Bénin: la famille de Boni Yayi dénonce le sort de l'ancien président

Un véhicule blindé dans le quartier de Cadjehoun, celui de l'ancien président du Bénin, Thomas Boni Yayi, le 1er mai 2019 à Cotonou.
© Yanick Folly / AFP

Le domicile de l'ancien président béninois Boni Yayi reste sous la garde constante des forces de l'ordre. Plusieurs visiteurs auraient été refoulés ces derniers jours. Les autorités démentent vouloir entraver sa liberté d'aller et venir.
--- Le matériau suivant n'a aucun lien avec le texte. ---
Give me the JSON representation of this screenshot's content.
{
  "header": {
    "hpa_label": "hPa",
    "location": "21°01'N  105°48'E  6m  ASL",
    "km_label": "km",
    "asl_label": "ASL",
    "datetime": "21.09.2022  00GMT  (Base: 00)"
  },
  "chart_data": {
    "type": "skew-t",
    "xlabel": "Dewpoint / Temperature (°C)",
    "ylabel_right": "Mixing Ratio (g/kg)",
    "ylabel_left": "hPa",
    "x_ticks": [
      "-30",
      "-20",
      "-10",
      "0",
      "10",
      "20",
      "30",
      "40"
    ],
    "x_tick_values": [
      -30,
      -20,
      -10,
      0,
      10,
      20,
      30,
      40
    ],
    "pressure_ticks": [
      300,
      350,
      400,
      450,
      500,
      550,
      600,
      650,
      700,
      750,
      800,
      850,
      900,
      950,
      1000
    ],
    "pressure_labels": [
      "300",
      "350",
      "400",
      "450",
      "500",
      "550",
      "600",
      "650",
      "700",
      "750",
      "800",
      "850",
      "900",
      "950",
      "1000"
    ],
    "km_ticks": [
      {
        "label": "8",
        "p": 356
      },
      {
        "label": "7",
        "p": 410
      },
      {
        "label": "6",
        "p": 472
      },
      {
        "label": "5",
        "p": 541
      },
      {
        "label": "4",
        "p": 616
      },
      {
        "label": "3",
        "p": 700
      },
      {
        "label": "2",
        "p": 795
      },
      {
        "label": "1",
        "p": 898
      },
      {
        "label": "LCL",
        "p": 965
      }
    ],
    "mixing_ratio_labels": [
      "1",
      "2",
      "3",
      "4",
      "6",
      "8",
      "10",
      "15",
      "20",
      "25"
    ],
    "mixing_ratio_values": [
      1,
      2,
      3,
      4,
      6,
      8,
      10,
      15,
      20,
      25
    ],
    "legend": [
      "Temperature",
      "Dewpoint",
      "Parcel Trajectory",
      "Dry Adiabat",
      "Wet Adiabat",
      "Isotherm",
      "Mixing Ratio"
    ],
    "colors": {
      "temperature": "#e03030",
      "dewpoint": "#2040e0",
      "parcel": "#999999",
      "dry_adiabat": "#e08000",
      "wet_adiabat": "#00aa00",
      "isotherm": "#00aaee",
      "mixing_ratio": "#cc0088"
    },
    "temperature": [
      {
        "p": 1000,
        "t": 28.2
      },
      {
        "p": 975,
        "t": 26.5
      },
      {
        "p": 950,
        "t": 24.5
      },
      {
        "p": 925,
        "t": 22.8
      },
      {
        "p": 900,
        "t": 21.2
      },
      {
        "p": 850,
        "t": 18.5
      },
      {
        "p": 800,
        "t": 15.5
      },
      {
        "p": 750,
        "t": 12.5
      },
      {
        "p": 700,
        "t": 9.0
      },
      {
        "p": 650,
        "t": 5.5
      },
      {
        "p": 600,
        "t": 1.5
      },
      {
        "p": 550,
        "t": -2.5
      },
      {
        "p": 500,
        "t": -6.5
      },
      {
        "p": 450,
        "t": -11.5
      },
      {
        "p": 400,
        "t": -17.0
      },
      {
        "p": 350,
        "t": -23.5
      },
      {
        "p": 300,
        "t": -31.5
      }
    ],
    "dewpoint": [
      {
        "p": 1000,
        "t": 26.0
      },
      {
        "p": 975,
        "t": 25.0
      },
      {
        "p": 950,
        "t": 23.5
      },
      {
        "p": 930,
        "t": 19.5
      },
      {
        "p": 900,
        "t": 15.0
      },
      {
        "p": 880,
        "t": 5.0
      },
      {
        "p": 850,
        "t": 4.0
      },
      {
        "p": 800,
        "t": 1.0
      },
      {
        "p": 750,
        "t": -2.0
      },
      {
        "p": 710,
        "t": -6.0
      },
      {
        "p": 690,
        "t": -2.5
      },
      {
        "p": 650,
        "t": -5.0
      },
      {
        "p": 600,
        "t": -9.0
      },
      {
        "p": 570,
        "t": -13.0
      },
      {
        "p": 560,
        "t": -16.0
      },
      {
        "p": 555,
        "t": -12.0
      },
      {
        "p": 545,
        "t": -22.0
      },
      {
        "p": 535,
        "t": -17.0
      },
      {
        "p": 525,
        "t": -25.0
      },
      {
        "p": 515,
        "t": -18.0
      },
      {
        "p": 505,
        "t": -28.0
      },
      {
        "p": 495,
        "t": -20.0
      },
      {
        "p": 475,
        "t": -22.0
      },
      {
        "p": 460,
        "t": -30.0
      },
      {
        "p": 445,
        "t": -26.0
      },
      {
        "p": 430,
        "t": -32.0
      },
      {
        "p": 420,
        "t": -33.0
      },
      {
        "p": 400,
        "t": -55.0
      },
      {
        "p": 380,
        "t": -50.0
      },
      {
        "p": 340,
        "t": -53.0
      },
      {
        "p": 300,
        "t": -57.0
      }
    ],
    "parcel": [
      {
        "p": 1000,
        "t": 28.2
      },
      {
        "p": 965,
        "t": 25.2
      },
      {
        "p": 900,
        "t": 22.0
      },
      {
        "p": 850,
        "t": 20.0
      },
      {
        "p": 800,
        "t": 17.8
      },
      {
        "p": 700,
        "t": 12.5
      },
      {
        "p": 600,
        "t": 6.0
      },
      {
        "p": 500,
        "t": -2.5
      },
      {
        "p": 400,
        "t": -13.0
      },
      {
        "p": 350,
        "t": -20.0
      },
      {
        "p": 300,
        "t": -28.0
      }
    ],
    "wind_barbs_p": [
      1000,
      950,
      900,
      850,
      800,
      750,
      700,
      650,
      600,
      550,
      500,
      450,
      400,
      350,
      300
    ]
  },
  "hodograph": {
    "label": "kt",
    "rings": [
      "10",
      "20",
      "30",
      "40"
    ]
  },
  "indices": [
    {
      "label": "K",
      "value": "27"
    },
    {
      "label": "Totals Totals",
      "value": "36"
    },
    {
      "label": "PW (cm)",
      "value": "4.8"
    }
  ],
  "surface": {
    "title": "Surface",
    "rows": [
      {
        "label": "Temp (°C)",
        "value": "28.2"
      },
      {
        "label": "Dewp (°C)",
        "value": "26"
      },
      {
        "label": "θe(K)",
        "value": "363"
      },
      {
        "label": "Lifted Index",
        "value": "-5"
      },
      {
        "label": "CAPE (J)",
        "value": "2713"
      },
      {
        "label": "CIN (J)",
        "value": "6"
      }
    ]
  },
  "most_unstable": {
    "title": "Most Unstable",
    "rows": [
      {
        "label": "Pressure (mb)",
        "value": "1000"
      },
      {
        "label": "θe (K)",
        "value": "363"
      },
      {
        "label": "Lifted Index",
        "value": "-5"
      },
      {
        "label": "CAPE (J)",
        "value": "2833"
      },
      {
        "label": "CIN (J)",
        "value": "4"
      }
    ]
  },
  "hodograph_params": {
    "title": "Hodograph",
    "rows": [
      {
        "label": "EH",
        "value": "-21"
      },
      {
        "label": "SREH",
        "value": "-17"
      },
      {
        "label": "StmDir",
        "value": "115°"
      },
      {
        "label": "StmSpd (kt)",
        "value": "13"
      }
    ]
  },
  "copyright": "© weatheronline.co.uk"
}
Le dispositif policier autour du domicile de l'ancien président béninois, Boni Yayi, n'a toujours pas été levé par les autorités. Officiellement, il s'agit de protéger l'ex-chef de l'État. Mais, ce samedi, un membre de sa famille s'est vu refuser l'entrée sans aucun motif.

Marcel de Souza, ancien président de la commission de la Cédéao, est également frère de la femme de Boni Yayi. « Sont-ils en résidence surveillée ? Parce que même en résidence surveillée, on a un droit de visite. Ou bien ils sont en prison ? En prison, il y a des jours et des heures de visite ! Quand on en arrive à dire que l’on assure la protection de l’ancien président en prenant des mesures alors que même la famille ne peut pas aller lui rendre visite, c’est de l’hypocrisie politique et ce n’est pas normal, s’insurge-t-il. Moi, je ne suis ni de l’opposition ni avec la mouvance, mais la famille doit avoir droit de visite, sinon c’est de l’hypocrisie politique. »

Du côté de la présidence du Bénin, on se dit « surpris ». « Vous me l'apprenez », affirme Wilfried Leandre Houngbedji, le porte-parole. Même réaction du côté du ministère de l’Intérieur : « L'ancien président n'est pas en résidence surveillée. »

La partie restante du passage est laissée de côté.